‘Saturday Night Live’ Spoofs DraftKings TV Ads – VIDEO

Posted on: February 26, 2024, 01:45h. 

Last updated on: February 27, 2024, 12:47h.

The latest Saturday Night Live TV commercial parody took aim at online sports betting apps with vicious glee. The two-minute spot began with familiar-sounding exultations of “the satisfaction of placing a bet and watching it hit big” and “the exhilaration of an upset only you saw coming.”

Then it rolled darkly over the line.

 Saturday Night Live cast member Kenan Thompson starred in a mock DraftKings commercial this weekend. (Image: YouTube)

Cast member Andrew Dismukes portrayed that friend “we all have” who, said cast member Kenan Thompson, “is on the verge of losing everything — his house, his family, his entire life.”

And that’s when guest host Shane Gillis stepped in to deliver the twist: “Now you can bet on exactly how he’ll lose it all with Rock Bottom Kings … the only app that lets you take prop bets about how your degenerate gambler friend is finally going to hit rock bottom.”

Will it be going double-or-nothing on a random WNBA game, or betting his child’s college fund on the coin toss?

Gillis drove the skewers even deeper by giving odds on how low your friend will stoop to recover his lost fortune:

  1. Taking a life insurance policy out on his own mother (+450)
  2. Setting up a GoFundMe falsely claiming that he has leukemia (+750)
  3. Faking his own death, but immediately getting caught by using an app to gamble with (+100,000)

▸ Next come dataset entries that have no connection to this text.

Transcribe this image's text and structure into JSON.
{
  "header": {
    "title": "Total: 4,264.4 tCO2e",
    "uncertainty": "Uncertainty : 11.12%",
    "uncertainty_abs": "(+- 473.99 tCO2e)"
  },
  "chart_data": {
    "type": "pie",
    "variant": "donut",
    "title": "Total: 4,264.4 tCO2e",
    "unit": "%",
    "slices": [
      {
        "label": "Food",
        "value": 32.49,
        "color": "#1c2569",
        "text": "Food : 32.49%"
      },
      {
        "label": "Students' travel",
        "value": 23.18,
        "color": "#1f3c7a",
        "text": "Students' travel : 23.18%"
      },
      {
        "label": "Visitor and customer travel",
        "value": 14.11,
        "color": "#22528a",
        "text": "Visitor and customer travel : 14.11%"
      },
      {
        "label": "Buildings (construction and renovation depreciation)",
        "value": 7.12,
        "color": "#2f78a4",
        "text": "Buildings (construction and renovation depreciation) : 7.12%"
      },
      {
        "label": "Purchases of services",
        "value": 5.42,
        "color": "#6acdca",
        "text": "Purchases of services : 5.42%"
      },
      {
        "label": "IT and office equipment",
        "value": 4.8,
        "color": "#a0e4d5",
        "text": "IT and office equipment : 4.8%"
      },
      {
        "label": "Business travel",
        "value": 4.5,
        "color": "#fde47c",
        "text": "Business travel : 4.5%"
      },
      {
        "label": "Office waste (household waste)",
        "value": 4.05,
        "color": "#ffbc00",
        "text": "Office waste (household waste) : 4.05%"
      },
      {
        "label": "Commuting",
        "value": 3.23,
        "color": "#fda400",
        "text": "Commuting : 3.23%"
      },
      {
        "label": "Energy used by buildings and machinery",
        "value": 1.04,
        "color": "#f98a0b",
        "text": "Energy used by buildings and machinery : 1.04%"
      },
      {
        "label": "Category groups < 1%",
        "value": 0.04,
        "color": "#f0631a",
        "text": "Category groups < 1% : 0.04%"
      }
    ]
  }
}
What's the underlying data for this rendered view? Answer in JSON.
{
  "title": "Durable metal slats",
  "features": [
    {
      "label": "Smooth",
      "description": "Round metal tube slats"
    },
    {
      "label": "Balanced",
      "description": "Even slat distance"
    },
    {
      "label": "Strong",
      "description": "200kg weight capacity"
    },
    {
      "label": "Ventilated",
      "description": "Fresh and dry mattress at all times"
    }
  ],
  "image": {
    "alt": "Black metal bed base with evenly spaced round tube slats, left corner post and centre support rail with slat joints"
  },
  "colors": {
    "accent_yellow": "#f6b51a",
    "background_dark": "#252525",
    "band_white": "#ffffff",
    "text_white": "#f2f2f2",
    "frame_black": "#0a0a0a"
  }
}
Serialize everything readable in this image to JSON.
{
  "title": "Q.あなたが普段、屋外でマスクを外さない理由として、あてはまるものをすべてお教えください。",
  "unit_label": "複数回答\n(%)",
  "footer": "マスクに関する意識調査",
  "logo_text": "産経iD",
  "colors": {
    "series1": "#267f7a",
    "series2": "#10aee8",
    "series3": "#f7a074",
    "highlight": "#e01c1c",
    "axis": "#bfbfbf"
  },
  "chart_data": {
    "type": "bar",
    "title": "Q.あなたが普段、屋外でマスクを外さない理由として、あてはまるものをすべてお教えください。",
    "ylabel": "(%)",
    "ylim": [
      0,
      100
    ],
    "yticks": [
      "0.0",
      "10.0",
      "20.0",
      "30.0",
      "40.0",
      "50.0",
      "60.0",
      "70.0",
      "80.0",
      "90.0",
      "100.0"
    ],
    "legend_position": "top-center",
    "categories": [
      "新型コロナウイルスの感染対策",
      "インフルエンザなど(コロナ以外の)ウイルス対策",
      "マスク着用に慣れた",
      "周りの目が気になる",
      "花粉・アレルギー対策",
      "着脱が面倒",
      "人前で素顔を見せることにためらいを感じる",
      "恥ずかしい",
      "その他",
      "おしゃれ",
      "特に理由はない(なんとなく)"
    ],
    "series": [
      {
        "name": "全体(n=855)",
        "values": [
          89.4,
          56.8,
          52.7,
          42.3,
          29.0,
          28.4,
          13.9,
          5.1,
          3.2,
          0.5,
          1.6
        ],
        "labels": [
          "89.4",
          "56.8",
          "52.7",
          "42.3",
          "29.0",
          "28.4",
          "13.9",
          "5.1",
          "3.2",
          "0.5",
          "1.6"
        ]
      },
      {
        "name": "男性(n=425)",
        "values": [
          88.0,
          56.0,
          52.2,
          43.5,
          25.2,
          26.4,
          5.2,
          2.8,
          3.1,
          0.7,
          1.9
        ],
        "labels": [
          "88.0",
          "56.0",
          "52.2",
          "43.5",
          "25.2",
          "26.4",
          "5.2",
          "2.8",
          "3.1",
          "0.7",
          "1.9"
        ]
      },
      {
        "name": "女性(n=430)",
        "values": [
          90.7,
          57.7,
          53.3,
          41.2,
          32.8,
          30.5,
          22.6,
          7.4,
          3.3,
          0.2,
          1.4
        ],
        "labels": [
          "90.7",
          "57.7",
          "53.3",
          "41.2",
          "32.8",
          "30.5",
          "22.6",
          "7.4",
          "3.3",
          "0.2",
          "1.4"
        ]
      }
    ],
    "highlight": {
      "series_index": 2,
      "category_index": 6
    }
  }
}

The fake spot concluded with Gillis trying to convince the viewer that such prop bets were completely acceptable, “Because you’re not a loser, your friend is.”

Check it out…

Many fans have complained about bombardment by gambling ads while watching NFL games — ads that mislead the viewer about how easy it is to convert a hunch into a windfall using the apps.

Though only three such ads were broadcast during this year’s Super Bowl — two from FanDuel and one from DraftKings — they were obviously the target of SNL’s satire. (When the commercial revealed the faux app’s logo, it bore a striking resemblance to DraftKings’.)

FanDuel and rival DraftKings control about 70% of the U.S. sports betting market.